Türkiye’de tüm yasalar antidemokratiktir. Özgürlüklere
düşmandır.
Yasalar devlete karşı yurttaşı koruyacak yerde, yurttaşın
hak arayışlarına karşı devleti dokunulmaz kılmak için yazılmış ve
yapılmışlardır.
Ama bu devlet öylesine merkezi ve öylesine keyfi bir
mekanizmadır ve bu insanları öylesine yıldırmıştır ki, kendi kanunlarını bile
uygulamamaktadır.
Bu cesareti de bizzat halkın örgütsüzlüğünden almaktadır. Ve
tam da halk örgütsüz olduğu için, kanunlar da böylesine antidemokratik ve
yurttaşlık hakları düşmanıdır.
Gezi olayları başladığından beri, Başbakanından en sıradan
karakol polisine, hakiminden savcısına kadar tüm mekanizma bizzat kendi uygulamakla
yükümlü oldukları yasaları ayaklar altına almakta ama hiçbir en küçük bir kovuşturmaya
bile uğramamaktadır.
Örneğin bir Başbakan yardımcısı, bikinili bir protestocuyu
kastederek, kendimi zor tutuyorum diyebilmektedir. Bir Müslüman olarak buna
karşı olabilir. Ama bir başbakan yardımcısı olarak onun böyle konuşmaya hakkı
yoktur, aksine, kendi inançlarına ve anlayışına he kadar karşı olursa olsun, o
insanın Taksim’de istediği kıyafetle dolaşma hakkını savunmakla görevlidir. Ama
bu en masum suçlardan biri sayılabilir. Aslında hiçbir izin alınmadan gösteri
yapma hakkının ihlalinden, insanlara hedef gözetilerek atılan gaz mermilerine
veya düşmüş inanların dövülmesine; amirlerinin gözü önünde polislerin numarasız
bulunmalarına kadar yüzlerce suç kovuşturulmadan ortada durmaktadır. Bu
devletten bu suçların kovuşturulmasını ve suçluların cezalandırılmasını
beklemek ölü gözünden yaş beklemekten farksızdır.

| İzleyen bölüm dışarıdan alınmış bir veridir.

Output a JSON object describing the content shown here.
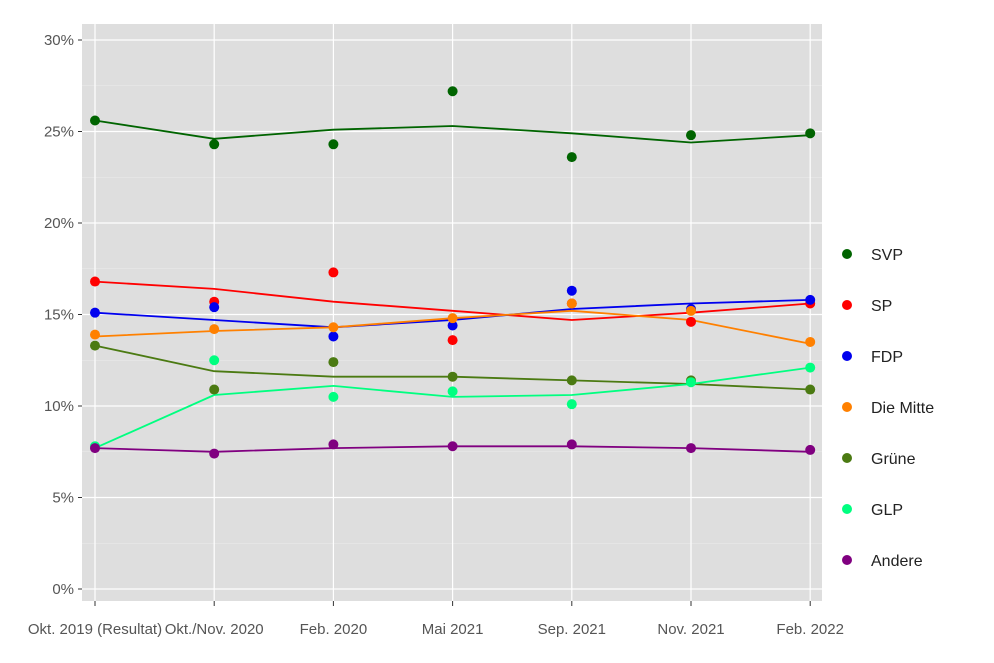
{
  "chart_data": {
    "type": "line",
    "title": "",
    "xlabel": "",
    "ylabel": "",
    "categories": [
      "Okt. 2019 (Resultat)",
      "Okt./Nov. 2020",
      "Feb. 2020",
      "Mai 2021",
      "Sep. 2021",
      "Nov. 2021",
      "Feb. 2022"
    ],
    "ylim": [
      0,
      30
    ],
    "yticks": [
      "0%",
      "5%",
      "10%",
      "15%",
      "20%",
      "25%",
      "30%"
    ],
    "yticks_values": [
      0,
      5,
      10,
      15,
      20,
      25,
      30
    ],
    "grid": true,
    "legend": "right",
    "series": [
      {
        "name": "SVP",
        "color": "#006400",
        "points": [
          25.6,
          24.3,
          24.3,
          27.2,
          23.6,
          24.8,
          24.9
        ],
        "trend": [
          25.6,
          24.6,
          25.1,
          25.3,
          24.9,
          24.4,
          24.8
        ]
      },
      {
        "name": "SP",
        "color": "#ff0000",
        "points": [
          16.8,
          15.7,
          17.3,
          13.6,
          15.6,
          14.6,
          15.6
        ],
        "trend": [
          16.8,
          16.4,
          15.7,
          15.2,
          14.7,
          15.1,
          15.6
        ]
      },
      {
        "name": "FDP",
        "color": "#0000ee",
        "points": [
          15.1,
          15.4,
          13.8,
          14.4,
          16.3,
          15.3,
          15.8
        ],
        "trend": [
          15.1,
          14.7,
          14.3,
          14.7,
          15.3,
          15.6,
          15.8
        ]
      },
      {
        "name": "Die Mitte",
        "color": "#ff8000",
        "points": [
          13.9,
          14.2,
          14.3,
          14.8,
          15.6,
          15.2,
          13.5
        ],
        "trend": [
          13.8,
          14.1,
          14.3,
          14.8,
          15.2,
          14.7,
          13.4
        ]
      },
      {
        "name": "Grüne",
        "color": "#4b7a12",
        "points": [
          13.3,
          10.9,
          12.4,
          11.6,
          11.4,
          11.4,
          10.9
        ],
        "trend": [
          13.3,
          11.9,
          11.6,
          11.6,
          11.4,
          11.2,
          10.9
        ]
      },
      {
        "name": "GLP",
        "color": "#00ff80",
        "points": [
          7.8,
          12.5,
          10.5,
          10.8,
          10.1,
          11.3,
          12.1
        ],
        "trend": [
          7.7,
          10.6,
          11.1,
          10.5,
          10.6,
          11.2,
          12.1
        ]
      },
      {
        "name": "Andere",
        "color": "#800080",
        "points": [
          7.7,
          7.4,
          7.9,
          7.8,
          7.9,
          7.7,
          7.6
        ],
        "trend": [
          7.7,
          7.5,
          7.7,
          7.8,
          7.8,
          7.7,
          7.5
        ]
      }
    ]
  }
}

İşte bugün İnternette karşılaştığımız tipik bir örnek. Bir avukat
uğradığı muameleyi yazıyor:
"bugün çağlayan
adliyesinde,-3 teki nezarethanedekilere bakmaya girdim. çok açız susuzuz ne
olur bişiler getirin diyen, 46 kişilik bir grup vardı, avuc ici kadar,
havalandırmasız penceresiz leş gibi kokan bir nezarethanede. bir kac
gözaltındakinin yakını ile para denklestirip su, biskrem vs bişiler aldık.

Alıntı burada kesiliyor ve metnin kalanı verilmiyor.